Análisis de la fosforilación como señal de localización subcelular de CNBP durante la embriogénesis de zebrafish

VERÓNICA A. LOMBARDO; NORA B. CALCATERRA

Oro Verde, Entre Ríos, Argentina

Workshop; II Workshop de Microscopía de Fluorescencia 3D; 2007

Laboratorio de Microscopía - Facultad de Ingeniería - Universidad Nacional de Entre Ríos.

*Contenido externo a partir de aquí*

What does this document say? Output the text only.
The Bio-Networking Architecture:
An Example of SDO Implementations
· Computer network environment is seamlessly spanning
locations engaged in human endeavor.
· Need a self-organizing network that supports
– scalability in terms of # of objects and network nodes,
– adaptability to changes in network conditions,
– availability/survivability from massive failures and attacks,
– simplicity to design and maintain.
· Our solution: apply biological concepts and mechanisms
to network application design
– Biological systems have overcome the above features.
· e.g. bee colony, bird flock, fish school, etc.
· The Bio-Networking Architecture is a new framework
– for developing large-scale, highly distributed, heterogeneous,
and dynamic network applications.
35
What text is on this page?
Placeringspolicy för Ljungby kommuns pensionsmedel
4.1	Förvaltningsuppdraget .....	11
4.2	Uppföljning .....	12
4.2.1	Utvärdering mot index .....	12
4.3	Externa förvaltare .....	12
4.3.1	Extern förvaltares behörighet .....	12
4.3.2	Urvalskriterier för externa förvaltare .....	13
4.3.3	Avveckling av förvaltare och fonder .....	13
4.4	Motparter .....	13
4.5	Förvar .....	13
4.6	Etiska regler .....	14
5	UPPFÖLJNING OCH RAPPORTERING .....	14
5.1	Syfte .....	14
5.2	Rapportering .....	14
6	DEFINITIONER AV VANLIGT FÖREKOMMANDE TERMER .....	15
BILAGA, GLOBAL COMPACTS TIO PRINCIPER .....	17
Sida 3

La proteína celular de unión a ácidos nucleícos (CNBP) es una proteína esencial para el normal desarrollo de estructuras craneofaciales en embriones de ratón (Chen et al.,2003), pollo (Abe et al.,2006) y pez (Weiner et al., enviado). CNBP presenta un alto grado de conservación de secuencia, presentando siete nudillos de zinc del tipo CCHC, una caja RGG y una señal de localización nuclear. En anfibios y peces, CNBP presenta una localización dual durante la embriogénesis, produciéndose una translocación del citoplasma al núcleo que comienza durante el estadio de gastrula tardía - inicio de período de segmentación (Armas et al.,2002; Armas et al.,2004). CNBP es fosforilada en el residuo Ser158 por una proteína quinasa dependiente de cAMP (PKA) de manera diferencial durante el desarrollo embrionario de zebrafish (Lombardo et al., 2007). Ambos eventos, translocación y fosforilación, concuerdan temporalmente. En el presente trabajo analizamos si la fosforilación es la modificación post-traduccional involucrada en la localización subcelular de CNBP. Para ello se construyeron proteínas de fusión a EGFP de CNBP salvaje y mutantes puntuales que reemplazan al residuo fosfo-aceptor Ser158 por Ala ó Asp. Este último simularía el efecto de carga negativa aportado por el fosfato. De ser este efecto el resultado de la fosforilación, podríamos analizar la consecuencia de una "fosforilación constitutiva". Los mRNA que codifican para las diferentes proteínas de fusión serán transcriptos in vitro y microinyectados en embriones de zebrafish. La localización subcelular será analizada utilizando un microscopio de fluorescencia confocal.